This is a repost of something I wrote on Stack Overflow a few days ago, but without any takers. Guess there's not much of a thriving CDAP/Data Fusion community there. 😕
I'm trying to read data from MongoDB, wrangle it a bit, and send it to a BigQuery sink in order to analyze it.
It works well for single collections, using the MongoDB source and BigQuery sink. However, I want to be able to send multiple collections in the pipeline.
To that end, I've tried looking into using the BigQuery Multi Table sink. However, it doesn't seem to want to accept inputs of different schemas, which make it hard for my to use multiple MongoDB sources as the resulting output schemas for the different collections (and thus input schemas for BigQuery tables) have different formats.
I see that most other people who use the BigQuery Multi Table sink use the Multiple Database Tables source. I've tried that, but this presents another problem: it uses JDBC, and there's no JDBC driver for MongoDB on the hub.

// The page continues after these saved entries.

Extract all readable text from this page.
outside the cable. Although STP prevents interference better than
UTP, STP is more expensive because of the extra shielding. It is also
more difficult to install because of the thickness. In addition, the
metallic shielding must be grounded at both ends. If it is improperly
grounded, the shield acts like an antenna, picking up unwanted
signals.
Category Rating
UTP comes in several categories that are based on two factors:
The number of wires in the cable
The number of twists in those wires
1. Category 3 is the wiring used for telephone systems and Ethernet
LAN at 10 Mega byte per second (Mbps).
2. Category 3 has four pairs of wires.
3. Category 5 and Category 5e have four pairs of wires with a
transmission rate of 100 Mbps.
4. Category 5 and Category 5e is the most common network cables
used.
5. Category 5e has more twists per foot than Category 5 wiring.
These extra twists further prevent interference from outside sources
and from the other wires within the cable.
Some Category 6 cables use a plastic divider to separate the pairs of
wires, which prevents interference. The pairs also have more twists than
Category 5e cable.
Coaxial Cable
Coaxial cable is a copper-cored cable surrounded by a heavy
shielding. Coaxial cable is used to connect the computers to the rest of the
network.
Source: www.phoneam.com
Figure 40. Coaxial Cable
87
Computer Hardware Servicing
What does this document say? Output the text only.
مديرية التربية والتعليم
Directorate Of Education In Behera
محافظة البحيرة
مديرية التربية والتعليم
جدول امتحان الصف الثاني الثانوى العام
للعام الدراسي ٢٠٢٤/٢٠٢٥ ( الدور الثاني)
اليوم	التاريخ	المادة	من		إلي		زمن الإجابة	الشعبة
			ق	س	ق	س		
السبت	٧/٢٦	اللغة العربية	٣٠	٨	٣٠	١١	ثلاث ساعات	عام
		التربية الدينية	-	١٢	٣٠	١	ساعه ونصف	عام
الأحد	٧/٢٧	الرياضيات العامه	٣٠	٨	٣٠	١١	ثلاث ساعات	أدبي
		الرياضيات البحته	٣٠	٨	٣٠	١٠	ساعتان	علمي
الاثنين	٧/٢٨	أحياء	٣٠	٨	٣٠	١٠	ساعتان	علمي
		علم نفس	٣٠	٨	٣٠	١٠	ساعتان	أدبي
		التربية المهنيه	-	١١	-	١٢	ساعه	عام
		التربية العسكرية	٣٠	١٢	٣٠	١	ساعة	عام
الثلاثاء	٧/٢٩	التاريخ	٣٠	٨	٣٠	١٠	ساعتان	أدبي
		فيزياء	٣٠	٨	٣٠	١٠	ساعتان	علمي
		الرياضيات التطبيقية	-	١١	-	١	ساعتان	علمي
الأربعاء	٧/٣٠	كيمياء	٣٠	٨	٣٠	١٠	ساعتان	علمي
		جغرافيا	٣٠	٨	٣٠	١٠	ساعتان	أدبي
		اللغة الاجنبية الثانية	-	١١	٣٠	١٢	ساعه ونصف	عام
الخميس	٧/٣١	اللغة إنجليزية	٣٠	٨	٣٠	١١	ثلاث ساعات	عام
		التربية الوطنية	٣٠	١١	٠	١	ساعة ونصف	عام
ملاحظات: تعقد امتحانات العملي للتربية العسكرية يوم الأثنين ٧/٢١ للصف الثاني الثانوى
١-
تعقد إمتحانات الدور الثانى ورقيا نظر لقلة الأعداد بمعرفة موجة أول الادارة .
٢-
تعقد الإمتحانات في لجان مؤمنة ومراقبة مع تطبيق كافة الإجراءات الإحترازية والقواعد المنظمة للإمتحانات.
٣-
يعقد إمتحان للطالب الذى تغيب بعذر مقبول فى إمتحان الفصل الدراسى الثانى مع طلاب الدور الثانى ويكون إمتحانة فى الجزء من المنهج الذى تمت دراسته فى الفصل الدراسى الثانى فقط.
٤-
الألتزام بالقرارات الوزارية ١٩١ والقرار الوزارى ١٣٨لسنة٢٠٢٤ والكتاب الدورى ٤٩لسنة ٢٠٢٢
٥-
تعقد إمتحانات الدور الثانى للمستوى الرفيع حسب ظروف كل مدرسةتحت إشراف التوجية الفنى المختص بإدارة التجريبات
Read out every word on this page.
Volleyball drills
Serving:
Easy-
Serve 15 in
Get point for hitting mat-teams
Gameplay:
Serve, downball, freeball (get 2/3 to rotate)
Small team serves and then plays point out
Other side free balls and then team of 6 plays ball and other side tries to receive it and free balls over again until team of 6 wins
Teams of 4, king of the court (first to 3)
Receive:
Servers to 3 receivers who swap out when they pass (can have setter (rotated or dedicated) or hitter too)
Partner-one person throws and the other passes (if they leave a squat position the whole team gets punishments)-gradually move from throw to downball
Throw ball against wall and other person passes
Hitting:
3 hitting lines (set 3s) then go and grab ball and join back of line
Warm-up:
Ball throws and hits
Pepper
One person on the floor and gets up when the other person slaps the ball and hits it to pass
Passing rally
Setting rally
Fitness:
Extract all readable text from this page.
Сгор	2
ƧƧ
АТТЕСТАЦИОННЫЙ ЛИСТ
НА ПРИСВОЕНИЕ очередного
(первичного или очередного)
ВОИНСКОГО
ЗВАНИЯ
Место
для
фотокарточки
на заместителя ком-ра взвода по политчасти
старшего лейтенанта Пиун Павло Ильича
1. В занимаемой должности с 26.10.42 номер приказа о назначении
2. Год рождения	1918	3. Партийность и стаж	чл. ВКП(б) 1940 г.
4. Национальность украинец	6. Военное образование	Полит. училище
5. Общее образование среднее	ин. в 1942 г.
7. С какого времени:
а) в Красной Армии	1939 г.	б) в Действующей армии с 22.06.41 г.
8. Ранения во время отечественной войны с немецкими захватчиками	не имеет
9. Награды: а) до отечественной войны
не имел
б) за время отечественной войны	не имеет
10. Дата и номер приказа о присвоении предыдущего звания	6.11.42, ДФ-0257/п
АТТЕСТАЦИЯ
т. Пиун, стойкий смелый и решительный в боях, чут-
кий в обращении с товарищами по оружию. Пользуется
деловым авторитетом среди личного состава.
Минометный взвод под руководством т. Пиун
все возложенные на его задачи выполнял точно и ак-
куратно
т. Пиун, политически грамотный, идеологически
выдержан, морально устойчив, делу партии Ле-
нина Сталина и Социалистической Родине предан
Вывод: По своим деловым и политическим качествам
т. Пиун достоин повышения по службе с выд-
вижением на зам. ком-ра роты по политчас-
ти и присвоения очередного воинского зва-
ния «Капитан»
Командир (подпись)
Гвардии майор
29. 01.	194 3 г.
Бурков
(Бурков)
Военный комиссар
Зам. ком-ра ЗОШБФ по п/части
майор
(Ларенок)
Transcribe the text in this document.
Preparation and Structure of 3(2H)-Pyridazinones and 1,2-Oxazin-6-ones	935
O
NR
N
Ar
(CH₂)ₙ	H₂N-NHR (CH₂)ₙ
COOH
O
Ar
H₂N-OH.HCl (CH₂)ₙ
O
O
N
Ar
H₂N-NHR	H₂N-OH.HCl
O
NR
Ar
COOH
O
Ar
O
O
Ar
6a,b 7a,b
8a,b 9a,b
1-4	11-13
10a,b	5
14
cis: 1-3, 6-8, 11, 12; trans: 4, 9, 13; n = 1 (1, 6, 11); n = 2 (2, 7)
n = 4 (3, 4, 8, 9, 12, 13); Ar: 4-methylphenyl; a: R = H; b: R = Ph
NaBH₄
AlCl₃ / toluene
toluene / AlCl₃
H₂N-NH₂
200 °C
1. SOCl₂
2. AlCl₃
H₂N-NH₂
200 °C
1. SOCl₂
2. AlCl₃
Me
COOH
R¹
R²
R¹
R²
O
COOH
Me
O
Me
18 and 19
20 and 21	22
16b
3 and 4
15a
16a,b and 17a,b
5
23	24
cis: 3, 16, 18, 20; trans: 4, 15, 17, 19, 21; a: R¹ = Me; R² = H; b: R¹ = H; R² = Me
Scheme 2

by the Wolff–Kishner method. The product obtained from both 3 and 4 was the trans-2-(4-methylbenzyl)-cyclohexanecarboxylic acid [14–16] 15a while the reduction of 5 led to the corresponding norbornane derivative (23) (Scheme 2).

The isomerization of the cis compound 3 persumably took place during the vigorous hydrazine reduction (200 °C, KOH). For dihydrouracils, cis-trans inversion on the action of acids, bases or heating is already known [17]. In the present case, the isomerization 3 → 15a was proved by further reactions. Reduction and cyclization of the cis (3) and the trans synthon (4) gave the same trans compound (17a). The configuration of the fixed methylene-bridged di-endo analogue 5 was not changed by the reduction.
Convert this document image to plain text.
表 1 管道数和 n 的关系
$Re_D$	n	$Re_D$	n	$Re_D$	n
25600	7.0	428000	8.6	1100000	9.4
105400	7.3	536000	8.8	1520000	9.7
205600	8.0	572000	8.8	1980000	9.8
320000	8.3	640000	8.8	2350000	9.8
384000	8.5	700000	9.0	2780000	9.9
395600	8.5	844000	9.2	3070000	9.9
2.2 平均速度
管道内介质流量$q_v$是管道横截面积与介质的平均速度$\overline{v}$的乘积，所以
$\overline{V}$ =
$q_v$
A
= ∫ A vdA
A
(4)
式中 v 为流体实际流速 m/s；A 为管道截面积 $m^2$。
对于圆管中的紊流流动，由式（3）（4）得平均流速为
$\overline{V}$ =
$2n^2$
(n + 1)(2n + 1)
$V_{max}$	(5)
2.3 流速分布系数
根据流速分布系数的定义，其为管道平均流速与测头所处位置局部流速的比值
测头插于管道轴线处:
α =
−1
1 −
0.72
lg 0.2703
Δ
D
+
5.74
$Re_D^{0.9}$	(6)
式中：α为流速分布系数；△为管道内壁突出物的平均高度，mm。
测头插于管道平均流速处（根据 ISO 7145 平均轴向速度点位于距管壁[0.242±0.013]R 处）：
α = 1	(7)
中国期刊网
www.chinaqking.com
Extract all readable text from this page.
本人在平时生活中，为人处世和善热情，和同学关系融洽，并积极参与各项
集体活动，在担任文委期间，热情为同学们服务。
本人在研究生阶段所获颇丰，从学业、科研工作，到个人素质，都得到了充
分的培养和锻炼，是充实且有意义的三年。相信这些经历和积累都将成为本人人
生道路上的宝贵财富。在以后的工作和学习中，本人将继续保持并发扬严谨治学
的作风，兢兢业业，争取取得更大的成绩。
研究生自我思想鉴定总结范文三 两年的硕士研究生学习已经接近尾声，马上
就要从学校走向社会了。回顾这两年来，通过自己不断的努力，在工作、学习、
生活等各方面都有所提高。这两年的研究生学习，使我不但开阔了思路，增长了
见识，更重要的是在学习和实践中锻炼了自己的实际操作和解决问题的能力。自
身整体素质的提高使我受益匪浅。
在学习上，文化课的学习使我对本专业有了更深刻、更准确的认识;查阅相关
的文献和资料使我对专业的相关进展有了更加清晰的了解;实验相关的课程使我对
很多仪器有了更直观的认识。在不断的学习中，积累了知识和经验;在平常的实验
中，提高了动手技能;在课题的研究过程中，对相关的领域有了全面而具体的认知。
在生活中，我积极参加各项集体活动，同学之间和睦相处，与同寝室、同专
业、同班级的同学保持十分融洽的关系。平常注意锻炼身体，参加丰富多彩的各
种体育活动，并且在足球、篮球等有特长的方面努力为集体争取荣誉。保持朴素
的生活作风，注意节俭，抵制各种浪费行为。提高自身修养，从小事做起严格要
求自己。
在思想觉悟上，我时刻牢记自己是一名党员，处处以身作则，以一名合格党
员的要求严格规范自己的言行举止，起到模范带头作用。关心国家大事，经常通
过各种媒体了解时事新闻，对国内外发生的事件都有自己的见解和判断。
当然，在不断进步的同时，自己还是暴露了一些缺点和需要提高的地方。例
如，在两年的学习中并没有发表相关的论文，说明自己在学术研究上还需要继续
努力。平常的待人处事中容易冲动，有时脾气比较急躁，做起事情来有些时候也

I've tried finding one and uploading it, but as I'm not sure what the entrypoint/main class for the driver is and if it would even work (since the plugin is supposed to be working with relational databases after all) I'm kind of stabbing in the dark here.
Anyone who has successfully consumed multiple MongoDB collections and written them at once to BigQuery using Cloud Data Fusion?
Kind regards,
Jacob